Un sogno. Rimase a fissare il legno
del tavolo per degli istanti interminabili, interrogandosi sul perché
il vagheggiamento dell’irrequieto sopore gli fosse parso così
maledettamente concreto. Si volse verso il compagno gatto, soffermando
lo sguardo sul suo volto contrito dalla preoccupazione, e non riuscì a
fare a meno di sorridergli, mitigando in parte quel suo darsi pena. –
No, Happy.
Ripensò a
lei, al suono della sua voce, agli occhi cortesi e alla pelle
alabastrina, alla bocca che aveva sigillato la promessa da lui fatta
con un bacio che aveva il sapore di una rosa. Chinò lo sguardo, sulle
labbra apparve una smorfia che celava in sé le fattezze d’un
malinconico sorriso; poi voltò nuovamente la testa verso il compagno,
abbandonando l’aria nostalgica ed assente per far fede a quel nuovo
giuramento.
Non
importava quanto tempo ci avrebbe impiegato.
Giorni,
mesi, anni.
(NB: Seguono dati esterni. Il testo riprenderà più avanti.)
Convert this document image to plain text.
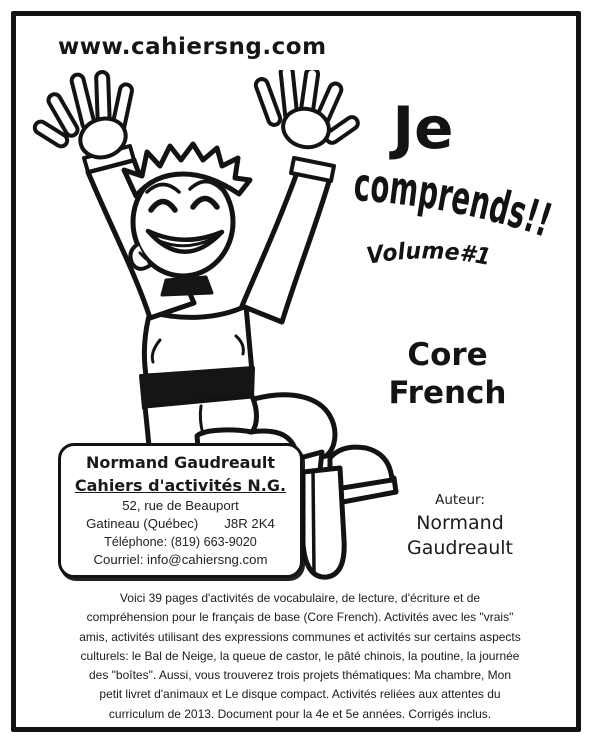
www.cahiersng.com
Je
comprends!!
Volume#1
Core
French
Auteur:
Normand
Gaudreault
Normand Gaudreault
Cahiers d'activités N.G.
52, rue de Beauport
Gatineau (Québec) J8R 2K4
Téléphone: (819) 663-9020
Courriel: info@cahiersng.com
Voici 39 pages d'activités de vocabulaire, de lecture, d'écriture et de
compréhension pour le français de base (Core French). Activités avec les "vrais"
amis, activités utilisant des expressions communes et activités sur certains aspects
culturels: le Bal de Neige, la queue de castor, le pâté chinois, la poutine, la journée
des "boîtes". Aussi, vous trouverez trois projets thématiques: Ma chambre, Mon
petit livret d'animaux et Le disque compact. Activités reliées aux attentes du
curriculum de 2013. Document pour la 4e et 5e années. Corrigés inclus.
Non avrebbe avuto importanza, lo scorrere irrequieto della
vita. Ciò di cui s’era fatto savio era la determinata certezza di
riportarla a casa, lì dov’era appartenuta e dove lo sarebbe stata
sempre. E, giunto alla fine di quell’ossequioso impegno, le avrebbe
fatto un’altra promessa: non l’avrebbe più – mai più – lasciata andare.
– Al
contrario. È stato il sogno più bello che abbia mai fatto.